Le prix qui grimpe, la balance qui bascule
Autre signal faible mis en évidence : la dynamique des prix. Selon les CIO interrogés, les tarifs de cloud-logiciel augmentent d’environ 10 % par an, sur fond de verrouillage, de ventes liées et de faible substituabilité une fois l’environnement déployé. Effet mécanique : si cette tendance se prolonge, les exportations américaines de services cloud-logiciel vers l’UE gonfleraient d’environ 421 Mds € en dix ans, améliorant sensiblement la balance courante américaine. Miroir européen : un rééquilibrage partiel (15 % des achats réorientés) dégagerait 100 Mds € de gain de solde courant en dix ans pour l’UE.
Ici encore, l’étude reste prudente : elle isole l’effet-prix et suppose, toutes choses égales par ailleurs, une ouverture commerciale stable. En pratique, les tensions géopolitiques, énergétiques ou réglementaires peuvent accélérer ou freiner ces trajectoires.
Productivité : un potentiel de +1,2 pt… et un débat ouvert
L’un des apports du rapport touche à la productivité. Si le secteur numérique européen (au sens IT & other information services) atteignait la productivité relative observée aux États-Unis, l’UE enregistrerait un gain total d’environ 1,2 % de productivité. Pourquoi ? Parce qu’aux États-Unis le numérique est nettement plus productif que la moyenne de l’économie, quand en Europe sa productivité est proche de la moyenne. Aligner le profil européen sur le profil américain relèverait donc la productivité globale, même si le secteur ne pèse « que » un peu moins de 2 % de l’emploi.
Mais l’étude nuance, en écho au rapport Draghi. Le ralentissement de la productivité en Europe depuis les années 1990 ne s’explique pas uniquement par le numérique, et les comparaisons internationales comportent des biais de mesure (niveau sectoriel, PPA, séries OIT, etc.). Plusieurs travaux suggèrent par ailleurs une stagnation récente du différentiel global États-Unis/UE. Bref, l’effet-numérique est probable, mais l’estimation précise reste fragile ; elle appelle des recherches additionnelles.

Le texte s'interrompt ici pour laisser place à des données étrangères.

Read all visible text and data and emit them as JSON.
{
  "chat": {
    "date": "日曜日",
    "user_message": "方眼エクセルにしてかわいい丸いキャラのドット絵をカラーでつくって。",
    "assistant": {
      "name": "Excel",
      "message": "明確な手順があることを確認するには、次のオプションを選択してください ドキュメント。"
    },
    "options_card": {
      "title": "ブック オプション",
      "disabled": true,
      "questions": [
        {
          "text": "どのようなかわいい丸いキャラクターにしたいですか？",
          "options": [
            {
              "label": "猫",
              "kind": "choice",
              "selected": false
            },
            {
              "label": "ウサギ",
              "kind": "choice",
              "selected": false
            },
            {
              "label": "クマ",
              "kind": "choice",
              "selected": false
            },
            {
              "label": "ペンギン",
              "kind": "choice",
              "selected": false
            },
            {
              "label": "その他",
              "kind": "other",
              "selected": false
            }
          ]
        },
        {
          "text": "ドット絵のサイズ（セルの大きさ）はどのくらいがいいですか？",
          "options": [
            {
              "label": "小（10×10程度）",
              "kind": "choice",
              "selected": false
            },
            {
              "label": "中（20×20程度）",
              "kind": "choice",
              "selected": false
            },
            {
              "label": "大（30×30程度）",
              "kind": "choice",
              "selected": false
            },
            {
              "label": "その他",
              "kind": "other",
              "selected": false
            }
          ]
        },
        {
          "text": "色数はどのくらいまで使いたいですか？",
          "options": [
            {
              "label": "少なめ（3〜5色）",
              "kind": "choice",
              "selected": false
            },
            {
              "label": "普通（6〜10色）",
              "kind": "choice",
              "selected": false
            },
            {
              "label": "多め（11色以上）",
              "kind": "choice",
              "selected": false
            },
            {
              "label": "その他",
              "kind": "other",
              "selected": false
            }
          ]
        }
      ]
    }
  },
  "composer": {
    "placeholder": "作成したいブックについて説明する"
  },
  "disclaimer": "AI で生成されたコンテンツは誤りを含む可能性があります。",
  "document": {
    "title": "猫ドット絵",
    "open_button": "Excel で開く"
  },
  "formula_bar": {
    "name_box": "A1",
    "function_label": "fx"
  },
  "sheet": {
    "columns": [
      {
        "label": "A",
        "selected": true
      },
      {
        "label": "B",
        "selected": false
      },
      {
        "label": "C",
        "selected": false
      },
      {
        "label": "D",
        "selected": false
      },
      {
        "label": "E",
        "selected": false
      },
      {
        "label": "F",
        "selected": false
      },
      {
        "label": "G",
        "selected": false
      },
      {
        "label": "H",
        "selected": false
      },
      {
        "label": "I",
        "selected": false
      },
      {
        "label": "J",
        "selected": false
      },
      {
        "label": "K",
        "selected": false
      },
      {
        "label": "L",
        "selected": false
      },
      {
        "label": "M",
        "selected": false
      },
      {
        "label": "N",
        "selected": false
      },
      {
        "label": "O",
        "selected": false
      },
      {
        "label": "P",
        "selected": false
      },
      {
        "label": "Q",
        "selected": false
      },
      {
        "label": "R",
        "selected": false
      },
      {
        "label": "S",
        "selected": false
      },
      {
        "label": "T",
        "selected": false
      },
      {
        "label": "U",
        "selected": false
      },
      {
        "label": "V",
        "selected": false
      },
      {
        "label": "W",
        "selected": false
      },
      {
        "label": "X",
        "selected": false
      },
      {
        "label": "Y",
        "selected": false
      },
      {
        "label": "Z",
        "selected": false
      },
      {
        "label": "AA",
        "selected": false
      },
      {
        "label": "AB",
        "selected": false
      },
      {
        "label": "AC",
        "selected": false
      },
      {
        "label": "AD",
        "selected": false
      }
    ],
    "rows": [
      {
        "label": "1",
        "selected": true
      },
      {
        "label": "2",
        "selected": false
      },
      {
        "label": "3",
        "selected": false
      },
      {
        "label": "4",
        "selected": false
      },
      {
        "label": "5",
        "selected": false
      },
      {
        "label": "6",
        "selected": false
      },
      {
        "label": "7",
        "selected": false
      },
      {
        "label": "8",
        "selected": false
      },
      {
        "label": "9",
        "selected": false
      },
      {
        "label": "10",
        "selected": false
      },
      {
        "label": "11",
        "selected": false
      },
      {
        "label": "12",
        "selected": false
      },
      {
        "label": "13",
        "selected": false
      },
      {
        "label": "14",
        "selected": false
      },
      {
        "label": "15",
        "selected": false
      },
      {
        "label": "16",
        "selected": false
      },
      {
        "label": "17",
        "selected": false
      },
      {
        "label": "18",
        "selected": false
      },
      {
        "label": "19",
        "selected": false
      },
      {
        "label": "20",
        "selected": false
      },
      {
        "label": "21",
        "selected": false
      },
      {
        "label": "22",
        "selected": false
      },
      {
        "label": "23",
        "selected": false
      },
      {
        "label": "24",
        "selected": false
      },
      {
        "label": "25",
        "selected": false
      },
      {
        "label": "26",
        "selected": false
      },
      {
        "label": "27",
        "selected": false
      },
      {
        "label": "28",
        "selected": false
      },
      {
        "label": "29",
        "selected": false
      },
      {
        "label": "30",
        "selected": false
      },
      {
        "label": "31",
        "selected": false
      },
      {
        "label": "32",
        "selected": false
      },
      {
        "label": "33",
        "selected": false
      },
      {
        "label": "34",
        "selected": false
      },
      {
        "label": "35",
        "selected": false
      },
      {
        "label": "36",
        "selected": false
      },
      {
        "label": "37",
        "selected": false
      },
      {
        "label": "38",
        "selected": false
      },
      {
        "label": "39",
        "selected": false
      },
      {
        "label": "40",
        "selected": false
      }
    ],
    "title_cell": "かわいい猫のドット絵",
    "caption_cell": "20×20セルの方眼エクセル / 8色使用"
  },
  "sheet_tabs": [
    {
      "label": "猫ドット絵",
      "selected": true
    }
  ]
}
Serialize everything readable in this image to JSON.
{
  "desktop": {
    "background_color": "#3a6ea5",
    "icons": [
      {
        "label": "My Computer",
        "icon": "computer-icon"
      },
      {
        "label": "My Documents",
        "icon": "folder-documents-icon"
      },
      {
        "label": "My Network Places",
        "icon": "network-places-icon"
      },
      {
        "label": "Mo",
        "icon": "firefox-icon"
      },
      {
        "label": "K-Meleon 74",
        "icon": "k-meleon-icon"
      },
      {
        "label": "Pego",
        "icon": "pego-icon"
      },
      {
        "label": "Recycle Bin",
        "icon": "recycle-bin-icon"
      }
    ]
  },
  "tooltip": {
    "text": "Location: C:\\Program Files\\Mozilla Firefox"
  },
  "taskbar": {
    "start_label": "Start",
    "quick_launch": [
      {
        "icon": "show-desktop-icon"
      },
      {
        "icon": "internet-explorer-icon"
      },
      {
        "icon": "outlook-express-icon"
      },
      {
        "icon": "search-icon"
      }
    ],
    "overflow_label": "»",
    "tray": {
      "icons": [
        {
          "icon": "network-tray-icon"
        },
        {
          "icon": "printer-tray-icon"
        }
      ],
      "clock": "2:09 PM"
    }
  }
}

Les angles morts à traiter
Quatre chantiers se dégagent, utiles aux décideurs publics comme aux comités d’investissement :
- Mieux mesurer les échanges de services de cloud-logiciel. Sans séries fiables, on débat à l’aveugle. Les flux « commerce » et « profits rapatriés » doivent être suivis de concert, avec des granularités sectorielles harmonisées (Eurostat, OMC, BEA, etc.).
- Anticiper les risques géopolitiques de dépendance. Le rapport souligne un levier potentiel : réduire la fourniture de services critiques est une arme de coercition. Le signal est clair pour les filières stratégiques (santé, énergie, transport, défense).
- Surveiller l’effet-prix sur la santé financière des entreprises utilisatrices. Des hausses à deux chiffres peuvent éroder marges, capex et trajectoires de transformation, notamment dans la finance et le numérique intensif.
- Relier productivité et compétitivité sans confondre les deux. Un gain de productivité ne se traduit pas automatiquement par un gain de compétitivité-prix si les salaires et coûts non salariaux évoluent en parallèle. L’avantage compétitif dépend d’un mix de facteurs (qualité de service, image, conformité, sécurité, empreinte environnementale).
Quel agenda d’action crédible pour l’Europe ?
L’étude Asterès ne prescrit pas de politiques publiques. Elle fournit des ordres de grandeur qui aident à hiérarchiser les leviers. Plusieurs pistes s’imposent si l’on raisonne en économie politique, filière par filière.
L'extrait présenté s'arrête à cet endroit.